L'église de la Madeleine vers 1900
L'église de la Madeleine vers 1900

 D′octobre 1887 à janvier 1888, Fauré compose une première version de l'œuvre qu'il présente à son ami Paul Poujaud comme un « petit Requiem4 ». Cette première mouture est composée de l'Introït, du Kyrie, du Pie Jesu, de l'Agnus Dei et de l’In paradisum. Cette version originelle fut donnée pour la première fois le 16 janvier 1888, à l'église de la Madeleine. C'était pour la cérémonie de bout-de-l'an5 d'un architecte célèbre de l'époque, Joseph-Michel Le Soufaché. Le soprano solo était un enfant du chœur, le futur compositeur et pianiste Louis Aubert, né en 1877.

La petite histoire rapporte ce dialogue avec le curé à la fin de l'office : « Qu'est-ce donc que cette messe des morts que vous venez de faire chanter ? — Mais, monsieur le curé, c'est un Requiem de ma composition ! — Monsieur Fauré, nous n'avons pas besoin de toutes ces nouveautés ; le répertoire de la Madeleine est bien assez riche, contentez-vous-en ! »6.

Un manque d'audace assez courant (là aussi bien qu'ailleurs). Mais il indiquait aussi que, dans ce cas au moins, l'Église ne souhaitait plus autant qu'à certaines époques être un moteur de la création musicale. Habituelles divergences entre une autorité (ici ecclésiastique) et un musicien, pas toujours docile, que l'institution s'était pourtant choisi...

Grand-orgue CAVAILLÉ-COLL de l'église de la Madeleine, à Paris VIII°
Grand-orgue CAVAILLÉ-COLL de l'église de la Madeleine, à Paris VIII°

En 1898-1899, suite aux exigences de l'éditeur Hamelle, la partition fut refondue pour un effectif orchestral plus important, destiné aux sociétés de concerts.

On ne saurait affirmer que Fauré est lui-même l'auteur de cette réorchestration. Il pourrait s'agir plutôt d'un de ses élèves, Roger Ducasse, élève préféré de Fauré qui avait orchestré de nombreuses autres œuvres de son maître.

Cette seconde version de l'œuvre, publiée chez Hamelle à l'automne 1901, fut créée le 12 juillet 1900 dans le Palais du Trocadéro sous la direction de Paul Taffanel au cours du quatrième « Concert officiel » de l'Exposition universelle de 1900.

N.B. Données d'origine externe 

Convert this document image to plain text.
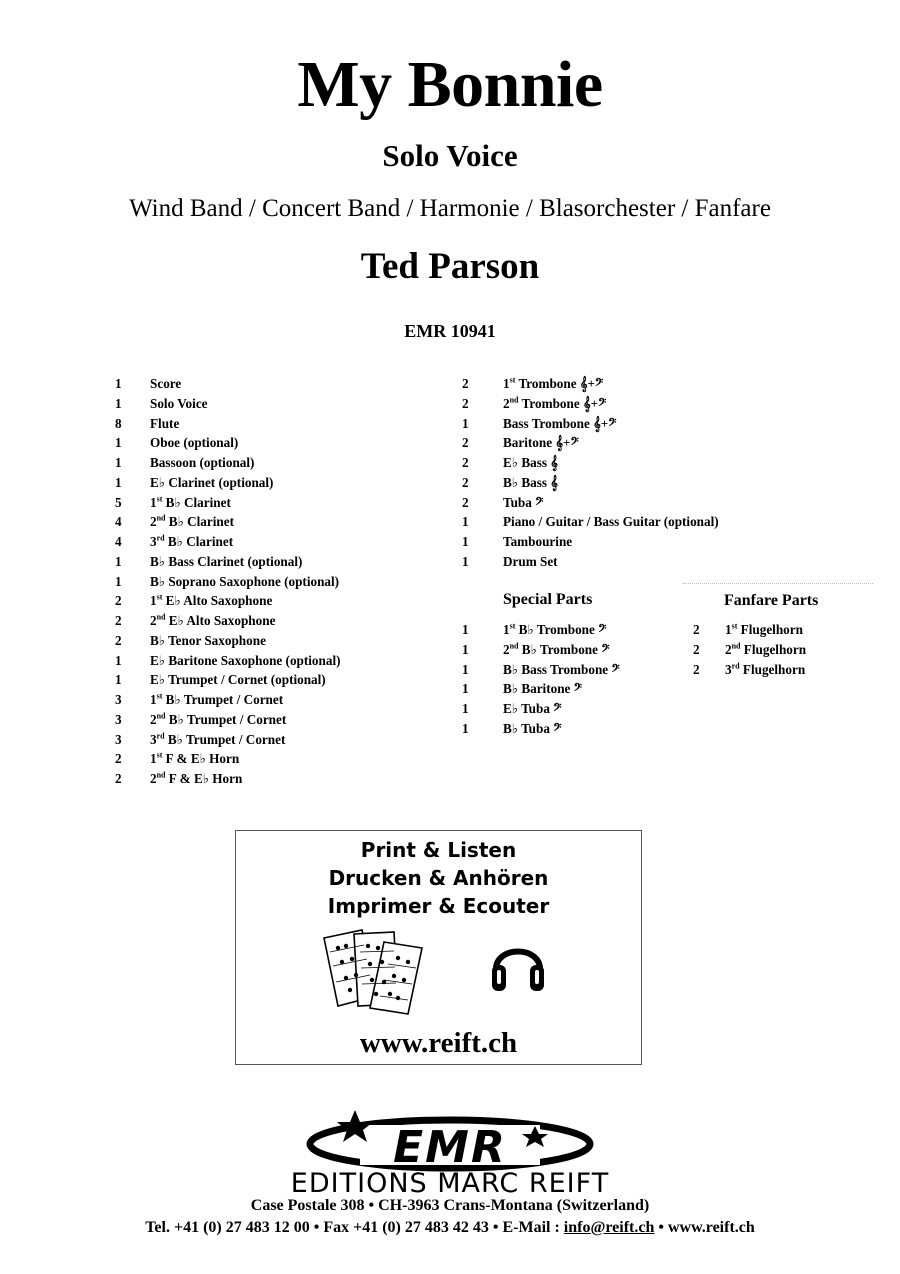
My Bonnie
Solo Voice
Wind Band / Concert Band / Harmonie / Blasorchester / Fanfare
Ted Parson
EMR 10941
1	Score
1	Solo Voice
8	Flute
1	Oboe (optional)
1	Bassoon (optional)
1	E♭ Clarinet (optional)
5	1st B♭ Clarinet
4	2nd B♭ Clarinet
4	3rd B♭ Clarinet
1	B♭ Bass Clarinet (optional)
1	B♭ Soprano Saxophone (optional)
2	1st E♭ Alto Saxophone
2	2nd E♭ Alto Saxophone
2	B♭ Tenor Saxophone
1	E♭ Baritone Saxophone (optional)
1	E♭ Trumpet / Cornet (optional)
3	1st B♭ Trumpet / Cornet
3	2nd B♭ Trumpet / Cornet
3	3rd B♭ Trumpet / Cornet
2	1st F & E♭ Horn
2	2nd F & E♭ Horn
2	1st Trombone 𝄞+𝄢
2	2nd Trombone 𝄞+𝄢
1	Bass Trombone 𝄞+𝄢
2	Baritone 𝄞+𝄢
2	E♭ Bass 𝄞
2	B♭ Bass 𝄞
2	Tuba 𝄢
1	Piano / Guitar / Bass Guitar (optional)
1	Tambourine
1	Drum Set
Special Parts
1	1st B♭ Trombone 𝄢
1	2nd B♭ Trombone 𝄢
1	B♭ Bass Trombone 𝄢
1	B♭ Baritone 𝄢
1	E♭ Tuba 𝄢
1	B♭ Tuba 𝄢
Fanfare Parts
2	1st Flugelhorn
2	2nd Flugelhorn
2	3rd Flugelhorn
Print & Listen
Drucken & Anhören
Imprimer & Ecouter
www.reift.ch
EMR
EDITIONS MARC REIFT
Case Postale 308 • CH-3963 Crans-Montana (Switzerland)
Tel. +41 (0) 27 483 12 00 • Fax +41 (0) 27 483 42 43 • E-Mail : info@reift.ch • www.reift.ch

Ce fut la seule version connue jusqu'à la découverte du matériel d'orchestre manuscrit de la version originelle de l'œuvre, en 1968, par le maître de chapelle Joachim Havard de la Montagne dans les caves de la paroisse de la Madeleine.

 

 Le Requiem fut joué en 1924 pour les funérailles de Fauré. L'oeuvre n'atteint les États-Unis qu'en 1931 seulement, et encore juste lors d'un concert d'étudiants à l'Institut Curtis en Pennsylvanie. Il ne fut pas joué en Grande-Bretagne avant 1936.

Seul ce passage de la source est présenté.